Andererseits fließen auch Maßnahmen nicht in die Bilanz, die hier vor Ort geschehen, etwa der Ausbau Erneuerbarer Energien, wenn Bergheim künftig mehr Fläche für Windenergie ausweist. „Wir wissen, welchen Einfluss das auf die Stadt hat, auch wenn sich das nicht immer im Klimaschutzplaner zeigt“, sagt Laengner. „Deshalb haben wir immer auch eine parallellaufende Rechnung, wie viel denn die einzelnen Maßnahmen gebracht haben oder bringen werden. Vieles davon braucht einen langen Atem.“
Die Berechnungen sind relativ grob
Auch graue Energie ist bisher nicht im Klimaschutzplaner berücksichtigt worden, also Energie, die zum Beispiel bei der Herstellung oder dem Transport von Beton anfällt. „Ich glaube, dass es vielen Menschen, die sich nicht alltäglich damit beschäftigen, nicht bewusst ist, wie viel wir verbauen und wie viel CO₂ das am Ende emittiert“, sagt Laengner. Ein neues Tool soll hier Abhilfe schaffen.
Ruth Laengner räumt ein, dass sowohl der Klimaschutzplaner, als auch die Berechnungen der Verwaltung relativ grob sind. Sie findet die Bilanz trotzdem hilfreich. Zum einen zeigen die Daten eine Tendenz auf. Zum anderen hat die Stadt das Ziel formuliert, Energie zu sparen, entsprechend müsse man das auch messbar machen. Ihr zufolge sei es besser, zu starten und einige Jahre lang zu messen, anstatt auf Perfektion zu warten. Ob die Verwaltung aber bei diesem Tool bleibt, hängt auch davon ab, ob es weiterhin kostenfrei angeboten wird. „Ich würde das sehr befürworten“, sagt Laengner. Es sei ein Mehrwert für die Verwaltung, das nicht alles selbst auf Emissionsfaktoren herunterrechnen zu müssen.

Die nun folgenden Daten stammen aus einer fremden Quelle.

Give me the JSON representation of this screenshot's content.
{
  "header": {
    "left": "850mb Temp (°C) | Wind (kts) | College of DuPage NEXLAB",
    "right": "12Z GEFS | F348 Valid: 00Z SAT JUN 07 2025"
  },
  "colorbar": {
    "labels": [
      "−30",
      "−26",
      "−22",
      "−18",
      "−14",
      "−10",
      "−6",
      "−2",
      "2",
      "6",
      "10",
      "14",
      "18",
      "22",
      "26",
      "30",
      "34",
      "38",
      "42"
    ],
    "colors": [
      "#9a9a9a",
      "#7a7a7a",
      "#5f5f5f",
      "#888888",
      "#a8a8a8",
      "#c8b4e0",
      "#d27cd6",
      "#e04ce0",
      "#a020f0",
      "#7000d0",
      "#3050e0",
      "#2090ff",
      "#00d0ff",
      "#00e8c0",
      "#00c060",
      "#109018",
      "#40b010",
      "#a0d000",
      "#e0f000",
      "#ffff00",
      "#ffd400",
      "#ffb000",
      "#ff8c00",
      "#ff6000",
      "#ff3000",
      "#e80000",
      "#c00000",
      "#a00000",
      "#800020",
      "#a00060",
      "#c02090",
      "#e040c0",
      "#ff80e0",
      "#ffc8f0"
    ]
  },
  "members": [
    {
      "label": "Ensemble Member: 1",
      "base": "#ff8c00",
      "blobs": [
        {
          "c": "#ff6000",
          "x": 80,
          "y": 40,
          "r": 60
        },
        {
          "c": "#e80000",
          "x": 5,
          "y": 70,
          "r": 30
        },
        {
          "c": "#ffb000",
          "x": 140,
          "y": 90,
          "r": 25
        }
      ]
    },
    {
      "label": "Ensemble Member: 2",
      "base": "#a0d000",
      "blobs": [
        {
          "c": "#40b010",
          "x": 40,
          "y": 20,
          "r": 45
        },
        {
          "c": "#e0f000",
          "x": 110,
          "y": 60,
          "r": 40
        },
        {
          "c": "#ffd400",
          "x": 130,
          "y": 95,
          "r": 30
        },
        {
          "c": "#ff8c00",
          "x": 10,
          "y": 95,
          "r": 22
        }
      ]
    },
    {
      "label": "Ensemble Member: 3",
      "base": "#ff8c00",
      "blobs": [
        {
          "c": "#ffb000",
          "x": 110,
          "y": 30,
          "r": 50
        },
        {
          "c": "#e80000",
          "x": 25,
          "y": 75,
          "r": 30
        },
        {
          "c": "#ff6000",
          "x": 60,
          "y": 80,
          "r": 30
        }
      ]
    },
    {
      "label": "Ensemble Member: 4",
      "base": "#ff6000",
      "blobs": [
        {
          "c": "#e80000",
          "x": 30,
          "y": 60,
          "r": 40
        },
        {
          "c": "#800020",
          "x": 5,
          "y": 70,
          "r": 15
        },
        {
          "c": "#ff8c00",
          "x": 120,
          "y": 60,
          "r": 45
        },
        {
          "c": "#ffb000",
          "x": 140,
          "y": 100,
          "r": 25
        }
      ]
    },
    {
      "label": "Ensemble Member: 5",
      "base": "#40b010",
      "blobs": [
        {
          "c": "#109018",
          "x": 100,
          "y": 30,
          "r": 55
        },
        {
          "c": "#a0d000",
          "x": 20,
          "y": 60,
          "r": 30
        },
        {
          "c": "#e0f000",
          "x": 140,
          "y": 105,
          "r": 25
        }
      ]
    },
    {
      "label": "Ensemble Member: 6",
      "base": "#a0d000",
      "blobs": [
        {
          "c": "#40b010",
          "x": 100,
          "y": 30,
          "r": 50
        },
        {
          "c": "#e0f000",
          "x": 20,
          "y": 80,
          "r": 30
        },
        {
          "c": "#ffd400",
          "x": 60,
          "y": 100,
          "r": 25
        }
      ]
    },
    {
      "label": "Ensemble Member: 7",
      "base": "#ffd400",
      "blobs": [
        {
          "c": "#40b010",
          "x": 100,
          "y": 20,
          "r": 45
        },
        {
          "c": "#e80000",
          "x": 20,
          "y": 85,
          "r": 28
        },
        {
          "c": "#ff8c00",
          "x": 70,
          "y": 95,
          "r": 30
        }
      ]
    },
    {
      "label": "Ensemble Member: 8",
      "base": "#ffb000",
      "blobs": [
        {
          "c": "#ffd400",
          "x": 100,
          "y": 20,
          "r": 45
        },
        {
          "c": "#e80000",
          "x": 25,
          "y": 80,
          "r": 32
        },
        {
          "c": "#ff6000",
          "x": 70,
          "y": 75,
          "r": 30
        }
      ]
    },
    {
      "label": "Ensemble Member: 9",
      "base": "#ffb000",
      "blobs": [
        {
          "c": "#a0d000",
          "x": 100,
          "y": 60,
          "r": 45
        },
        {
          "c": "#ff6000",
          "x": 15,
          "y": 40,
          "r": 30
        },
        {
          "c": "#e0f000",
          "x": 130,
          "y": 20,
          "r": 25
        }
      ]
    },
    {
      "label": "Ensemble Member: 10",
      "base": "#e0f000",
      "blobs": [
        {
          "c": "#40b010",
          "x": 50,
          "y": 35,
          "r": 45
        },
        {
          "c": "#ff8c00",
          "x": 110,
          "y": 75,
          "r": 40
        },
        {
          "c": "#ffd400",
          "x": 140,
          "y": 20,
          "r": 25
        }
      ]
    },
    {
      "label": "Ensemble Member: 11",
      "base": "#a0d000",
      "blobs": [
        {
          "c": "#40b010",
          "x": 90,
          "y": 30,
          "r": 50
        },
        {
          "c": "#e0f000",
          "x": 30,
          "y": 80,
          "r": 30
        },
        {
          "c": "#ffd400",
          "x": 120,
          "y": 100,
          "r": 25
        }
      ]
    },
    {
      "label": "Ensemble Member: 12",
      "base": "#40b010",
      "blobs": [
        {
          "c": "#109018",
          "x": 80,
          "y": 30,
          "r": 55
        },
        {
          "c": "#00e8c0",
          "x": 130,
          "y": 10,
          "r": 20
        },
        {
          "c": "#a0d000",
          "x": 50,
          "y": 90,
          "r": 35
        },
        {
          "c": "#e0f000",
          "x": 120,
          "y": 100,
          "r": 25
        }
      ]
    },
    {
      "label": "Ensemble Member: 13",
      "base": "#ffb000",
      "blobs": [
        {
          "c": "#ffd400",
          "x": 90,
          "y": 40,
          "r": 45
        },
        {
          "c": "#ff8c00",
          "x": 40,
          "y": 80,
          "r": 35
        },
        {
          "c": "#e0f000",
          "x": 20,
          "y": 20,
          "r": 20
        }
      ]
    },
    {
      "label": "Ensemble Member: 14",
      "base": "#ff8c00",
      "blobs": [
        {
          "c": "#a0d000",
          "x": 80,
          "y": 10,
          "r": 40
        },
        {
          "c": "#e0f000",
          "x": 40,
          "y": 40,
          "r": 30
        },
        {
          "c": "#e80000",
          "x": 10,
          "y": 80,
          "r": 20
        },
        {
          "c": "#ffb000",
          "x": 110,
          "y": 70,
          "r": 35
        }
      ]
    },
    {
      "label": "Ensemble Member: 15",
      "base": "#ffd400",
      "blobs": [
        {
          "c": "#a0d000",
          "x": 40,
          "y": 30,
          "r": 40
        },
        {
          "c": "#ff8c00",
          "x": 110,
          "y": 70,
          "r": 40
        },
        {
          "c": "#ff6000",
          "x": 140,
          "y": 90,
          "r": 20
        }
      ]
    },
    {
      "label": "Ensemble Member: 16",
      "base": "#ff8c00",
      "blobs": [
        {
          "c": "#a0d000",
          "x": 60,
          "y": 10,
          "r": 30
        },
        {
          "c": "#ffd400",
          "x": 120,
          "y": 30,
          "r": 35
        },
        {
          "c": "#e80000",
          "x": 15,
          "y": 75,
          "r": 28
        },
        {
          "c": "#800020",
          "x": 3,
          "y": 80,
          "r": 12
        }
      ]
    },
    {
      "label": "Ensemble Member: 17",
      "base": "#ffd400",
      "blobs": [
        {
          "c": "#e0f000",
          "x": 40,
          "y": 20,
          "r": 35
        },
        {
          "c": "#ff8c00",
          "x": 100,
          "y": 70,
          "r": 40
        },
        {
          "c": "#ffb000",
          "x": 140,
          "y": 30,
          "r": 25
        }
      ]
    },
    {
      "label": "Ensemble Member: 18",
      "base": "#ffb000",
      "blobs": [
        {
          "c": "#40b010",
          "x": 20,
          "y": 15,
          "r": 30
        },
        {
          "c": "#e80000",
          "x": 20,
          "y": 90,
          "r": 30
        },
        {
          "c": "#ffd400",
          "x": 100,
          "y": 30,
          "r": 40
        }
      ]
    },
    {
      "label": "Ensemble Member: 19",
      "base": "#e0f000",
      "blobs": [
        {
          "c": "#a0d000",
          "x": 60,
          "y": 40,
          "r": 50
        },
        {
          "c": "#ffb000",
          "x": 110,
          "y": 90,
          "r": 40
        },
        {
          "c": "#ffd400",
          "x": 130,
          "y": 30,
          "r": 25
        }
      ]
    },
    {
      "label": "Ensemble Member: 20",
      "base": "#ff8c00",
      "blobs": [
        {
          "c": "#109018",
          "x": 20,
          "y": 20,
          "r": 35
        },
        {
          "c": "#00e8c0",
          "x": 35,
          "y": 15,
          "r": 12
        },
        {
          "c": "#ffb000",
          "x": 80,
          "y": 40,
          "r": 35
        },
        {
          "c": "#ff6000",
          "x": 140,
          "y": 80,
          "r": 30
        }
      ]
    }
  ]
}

Zur CO₂-Bilanz der Stadt Bergheim
Im Jahr 2021 gibt die Kreisstadt einen Verbrauch von 359.531,44 Tonnen CO₂-Äquivalente an. 126.224,16 Tonnen davon entfallen auf den Verkehr, 161.773,53 Tonnen auf private Haushalte, 39.364,77 Tonnen auf die Industrie, 25884,88 Tonnen auf Gewerbe, Handel und Dienstleistungen und 6284,1 Tonnen auf kommunale Einrichtungen.